There are even signs that office space, which suffered a glut in the early years after the financial crisis, have largely been mopped up and may start returning value.
Van Biljon reckons the relative strength of commercial and industrial properties is not because retail and manufacturing are booming, but rather because returns on other asset classes are so paltry that investors are chasing whatever value they can get.
The flip side of this dynamic is that the owners of commercial and industrial properties are holding tightly onto their assets. Therefore, even though shop and factory buildings are growing in value there are very few of them on the market.
Under these circumstances, property investors seem to be sticking to a holding pattern, not expanding their portfolios but managing them carefully so as to avoid risks and losses.
Occasionally, the more adventurous will splash out with a development reminiscent of the pre-crisis days, except that it captures so much more attention now for being unusual. The Atterbury Property Group recently opened the Mall of Africa in Midrand, which at 131 000 square metres is South Africa’s biggest single-phase shopping mall development ever.
But Van Biljon believes that it by no means heralds a return to the shopping-centre craze that drove an explosion of retail space before the financial crisis. “Commercial developments follow economic and population growth. For now, we can expect a levelling off of the growth of retail space,” he says.
An interesting sector that almost certainly will show strong growth in the foreseeable future is student accommodation, says Van Biljon. Figures show that South Africa has 550 000 students who need accommodation, and the state, in the form of the universities and colleges, can only provide rooms for about 100 000 of them. “The rest will have to be provided by flats, spare rooms and of course property developers taking up this opportunity.”
The lack of proper accommodation has been one of the main reasons for student unrest over the years, which in turn has added to the sombre economic mood. In the case of student accommodation, therefore, the development of properties can help remove at least one negative factor from the economy.
None of the gloom hanging over the property market means that it has lost its value as a long-term investment, says Van Biljon. It is just that “there are hardly opportunities available for a quick profit in the short run”.
Individual investors should therefore not expect immediate returns on their investment in a property.
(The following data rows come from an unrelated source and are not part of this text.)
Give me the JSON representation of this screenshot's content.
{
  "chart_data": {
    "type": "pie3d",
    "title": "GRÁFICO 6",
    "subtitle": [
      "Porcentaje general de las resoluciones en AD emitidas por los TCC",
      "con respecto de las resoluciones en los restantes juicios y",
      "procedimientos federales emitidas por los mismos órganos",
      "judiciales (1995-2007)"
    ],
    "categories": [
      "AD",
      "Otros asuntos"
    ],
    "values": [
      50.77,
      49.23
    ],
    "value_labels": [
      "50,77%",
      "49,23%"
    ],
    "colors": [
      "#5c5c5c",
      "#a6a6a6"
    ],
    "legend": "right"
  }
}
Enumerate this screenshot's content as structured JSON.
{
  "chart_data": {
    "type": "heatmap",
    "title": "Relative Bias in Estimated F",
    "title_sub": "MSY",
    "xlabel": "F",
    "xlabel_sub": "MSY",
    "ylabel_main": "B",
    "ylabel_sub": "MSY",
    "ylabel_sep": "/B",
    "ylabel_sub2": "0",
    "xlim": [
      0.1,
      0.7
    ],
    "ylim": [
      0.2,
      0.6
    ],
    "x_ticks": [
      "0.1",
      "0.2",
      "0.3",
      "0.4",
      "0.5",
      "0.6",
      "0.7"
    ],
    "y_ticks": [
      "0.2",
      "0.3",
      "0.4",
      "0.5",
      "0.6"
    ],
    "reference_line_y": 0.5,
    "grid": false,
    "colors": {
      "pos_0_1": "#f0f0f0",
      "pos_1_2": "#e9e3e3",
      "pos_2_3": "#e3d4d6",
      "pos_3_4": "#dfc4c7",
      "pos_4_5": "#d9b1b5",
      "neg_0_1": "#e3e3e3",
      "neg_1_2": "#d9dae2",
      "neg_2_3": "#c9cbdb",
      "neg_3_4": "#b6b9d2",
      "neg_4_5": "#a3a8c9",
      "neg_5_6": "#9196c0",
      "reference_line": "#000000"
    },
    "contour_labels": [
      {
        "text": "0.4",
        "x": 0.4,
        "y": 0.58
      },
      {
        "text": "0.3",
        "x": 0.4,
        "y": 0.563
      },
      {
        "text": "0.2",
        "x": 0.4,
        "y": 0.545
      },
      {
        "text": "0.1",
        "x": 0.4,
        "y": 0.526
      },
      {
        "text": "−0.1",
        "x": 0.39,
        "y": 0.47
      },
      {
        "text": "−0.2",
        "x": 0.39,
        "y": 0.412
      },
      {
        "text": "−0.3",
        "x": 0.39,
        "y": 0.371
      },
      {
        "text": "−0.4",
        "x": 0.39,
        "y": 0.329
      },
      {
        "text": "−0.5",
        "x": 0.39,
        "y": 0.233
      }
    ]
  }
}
For now, the long-term capital growth should be the goal, as well as any strategic consideration, such as securing the position of a business by buying the building from which it operates.
In such a case, affordability is the main consideration when deciding to buy or not. Instalments are generally higher than rentals, at least in the first five years, a reality which poses a cash-flow challenge for a business that decides to become its own landlord.
Rentals are subject to annual escalations, so in later years instalments will become more affordable than the rentals the business would have paid, but only if the rise of interest rates is contained.
And that, again, is a function of the broader economic outlook which will probably remain gloomy for a while.